Summary Jim JonesJames Warren Jones was an American cult leader, preacher and self-professed faith healer. He launched the Peoples Temple in Indiana during the 1950s. He then left the United States, taking many members to a Guyana jungle commune called Jonestown. In 1978, media reports surfaced of human rights abuses in the commune. Jones then ordered and likely coerced a mass suicide and mass murder of 918 commune members, 304 of them children, almost all by cyanide-poisoned Flavor Aid. Jones was a voracious reader who studied Stalin, Marx, Mao, Gandhi, and Hitler. He became frustrated with the persecution of open and accused communists in the U.S., especially during the trial of Julius and Ethel Rosenberg. He later claimed partial Cherokee ancestry through his mother, but his maternal second cousin said this was untrue. The Peoples Temple was initially an interracial mission church, which became the Full Gospel Christian Church after it had various names until it became Jones’ Peoples Temple Christian Church. He was highly revered as an Oral Roberts-style healing evangelist who was also a well-known author and religious author. He died of natural causes on November 18, 1978, at the age of 76. He is buried in JonestOWN, Guyana. He married nurse Marceline Baldwin in 1949, and the two relocated to Bloomington, Indiana. He had a son, James Warren Jones, Jr., who was born on May 13, 1931, in a rural area of Crete, Indiana to James Thurman Jones, a World War I veteran, and Lynetta Putnam.

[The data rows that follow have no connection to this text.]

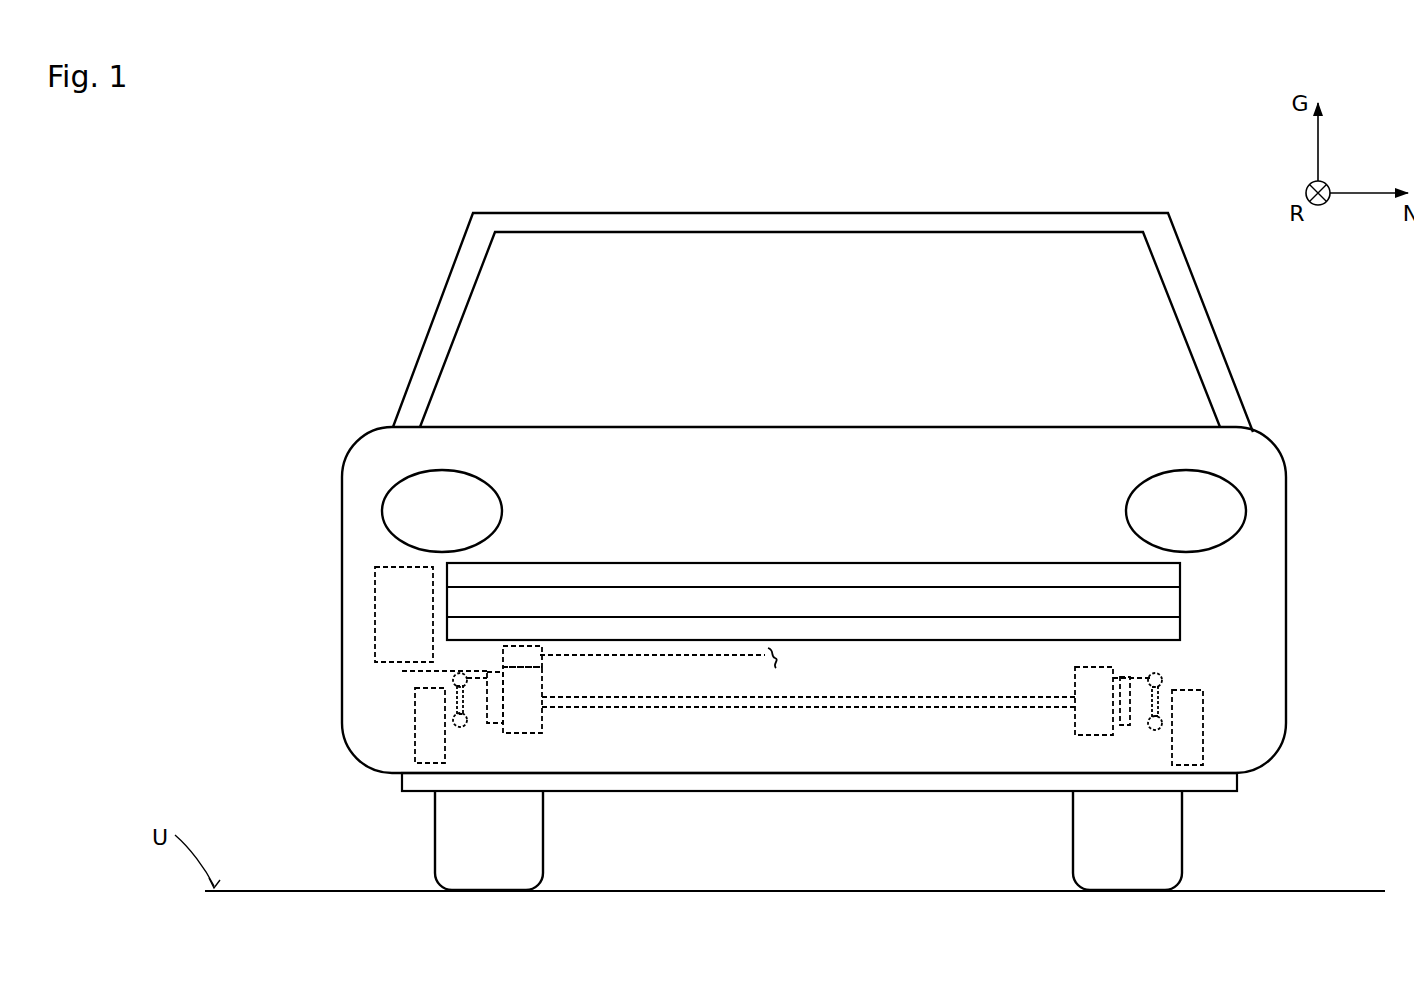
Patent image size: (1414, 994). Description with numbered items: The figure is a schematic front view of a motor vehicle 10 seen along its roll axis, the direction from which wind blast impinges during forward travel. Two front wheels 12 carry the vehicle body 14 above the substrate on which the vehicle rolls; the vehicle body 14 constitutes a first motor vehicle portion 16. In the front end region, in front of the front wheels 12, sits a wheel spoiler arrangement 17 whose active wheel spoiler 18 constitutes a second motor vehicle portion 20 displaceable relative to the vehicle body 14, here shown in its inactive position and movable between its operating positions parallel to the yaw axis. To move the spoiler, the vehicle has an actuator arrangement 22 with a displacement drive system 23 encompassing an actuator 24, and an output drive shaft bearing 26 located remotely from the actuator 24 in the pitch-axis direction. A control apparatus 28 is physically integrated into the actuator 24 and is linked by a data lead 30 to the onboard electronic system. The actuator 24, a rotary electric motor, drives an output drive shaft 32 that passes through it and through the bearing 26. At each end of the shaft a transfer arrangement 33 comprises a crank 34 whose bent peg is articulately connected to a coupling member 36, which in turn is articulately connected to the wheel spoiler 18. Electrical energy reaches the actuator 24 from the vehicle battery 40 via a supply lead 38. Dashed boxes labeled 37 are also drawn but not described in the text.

The motor vehicle 10 is at (258, 280).
The front wheels 12 is at (401, 862).
The vehicle body 14 is at (731, 493).
The first motor vehicle portion 16 is at (343, 560).
The wheel spoiler arrangement 17 is at (1169, 666).
The active wheel spoiler 18 is at (737, 774).
The second motor vehicle portion 20 is at (402, 783).
The actuator arrangement 22 is at (570, 678).
The displacement drive system 23 is at (554, 728).
The actuator 24 is at (522, 700).
The output drive shaft bearing 26 is at (1094, 701).
The control apparatus 28 is at (525, 660).
The data lead 30 is at (680, 655).
The output drive shaft 32 is at (700, 700).
The transfer arrangement 33 is at (431, 681).
The crank 34 is at (490, 725).
The coupling member 36 is at (458, 728).
The control unit 37 is at (809, 726).
The supply lead 38 is at (402, 668).
The vehicle battery 40 is at (404, 614).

He was of Irish and Welsh descent; he later claimedpartial Cherokee ancestrythrough his mother. He attended Indiana University for two years and then took night classes at Butler University, earning a degree in secondary education in 1961—ten years after enrolling. In 1952, he became a student pastor at the Sommerset Southside Methodist Church, but later claimed he left church because its faith-healing leaders forbade him from integrating blacks into his congregation. One writer suggests this was primarily because he found it difficult to make friends. One childhood acquaintance noted that after German POWs arrived in the town, one patted young Jimmy on the back of the head and then Jones responded by giving the Hitler salute and shouting \”Heil Hitler!\” Jones and a childhood friend both claimed his father was associated with the Ku Klux Klan, which had become very popular in Depression-era Indiana. Jones said he asked himself, \”How can I demonstrate my Marxism? The thought was, infiltrate the church. \”Jones was surprised when a Methodist district superintendent helped him get a start in the church, even though he knew Jones to be a communist. He concluded that he could accomplish his social goals with financial resources from such a mammoth religious convention to take place in June 1956. Jones concluded that it attracted people and their money, and he organized a service at a Seventh Day Baptist Church service at Cadle Tabernacle.